As we move forward, let's commit to:

Embracing Technical Excellence: Push for better coding practices, more robust testing, and smarter update mechanisms. The next generation of tech shouldn't be built on the shaky foundations of the past.
Fostering Inclusive Innovation: Recognize that diversity in tech isn't just about meeting quotas – it's about bringing together a wealth of perspectives to solve the intricate problems of our digital age.
Promoting Tech Literacy: In a world increasingly driven by technology, understanding the basics of how our digital systems work is as crucial as any other form of literacy.
Encouraging Systemic Thinking: Whether you're a coder, a manager, or a user, try to see beyond the immediate problem to the larger systems at play. It's in understanding these complex interactions that we'll find lasting solutions.
Maintaining a Sense of Humor: Let's face it, in the fast-paced world of tech, things will go wrong. Sometimes spectacularly so. Keeping our sense of humor intact (while still taking our responsibilities seriously) can help us navigate the inevitable bumps in the road.

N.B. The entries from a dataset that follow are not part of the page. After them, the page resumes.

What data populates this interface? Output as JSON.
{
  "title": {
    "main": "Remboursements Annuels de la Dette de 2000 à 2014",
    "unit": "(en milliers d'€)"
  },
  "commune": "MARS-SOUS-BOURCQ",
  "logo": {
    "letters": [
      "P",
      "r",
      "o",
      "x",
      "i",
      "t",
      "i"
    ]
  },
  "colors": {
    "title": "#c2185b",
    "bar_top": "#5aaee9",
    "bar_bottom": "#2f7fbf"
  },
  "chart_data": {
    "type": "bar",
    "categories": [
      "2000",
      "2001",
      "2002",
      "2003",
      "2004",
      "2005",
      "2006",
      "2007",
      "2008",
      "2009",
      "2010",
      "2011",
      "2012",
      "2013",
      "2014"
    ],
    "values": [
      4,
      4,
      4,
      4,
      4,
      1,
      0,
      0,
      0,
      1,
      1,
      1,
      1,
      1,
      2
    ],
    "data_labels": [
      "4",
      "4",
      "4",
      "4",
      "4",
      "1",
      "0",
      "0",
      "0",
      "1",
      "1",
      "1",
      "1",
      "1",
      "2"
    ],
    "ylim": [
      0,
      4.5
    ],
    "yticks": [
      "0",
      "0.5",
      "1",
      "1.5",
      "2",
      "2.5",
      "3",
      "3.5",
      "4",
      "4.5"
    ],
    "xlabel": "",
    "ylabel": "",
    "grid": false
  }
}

After all, in the face of global tech outages or societal challenges, we're all in this together. And together, with clear eyes, open minds, and maybe a bit of that irreverent tech humor, is how we'll find our way forward.

So the next time you hear someone trying to pin a complex tech failure on a simplistic cause – be it DEI initiatives, woke culture, or the phase of the moon – maybe gently remind them (and yourself) that the real world of technology is far more intricate, challenging, and yes, interesting than any scapegoat theory could ever be.

Now, if you'll excuse me, I need to go check if my toaster is spying on me for the Deep State. In this industry, you can never be too careful – or too serious. Keep coding, keep questioning, and for the love of all that's holy in Silicon Valley, remember to check your pointers!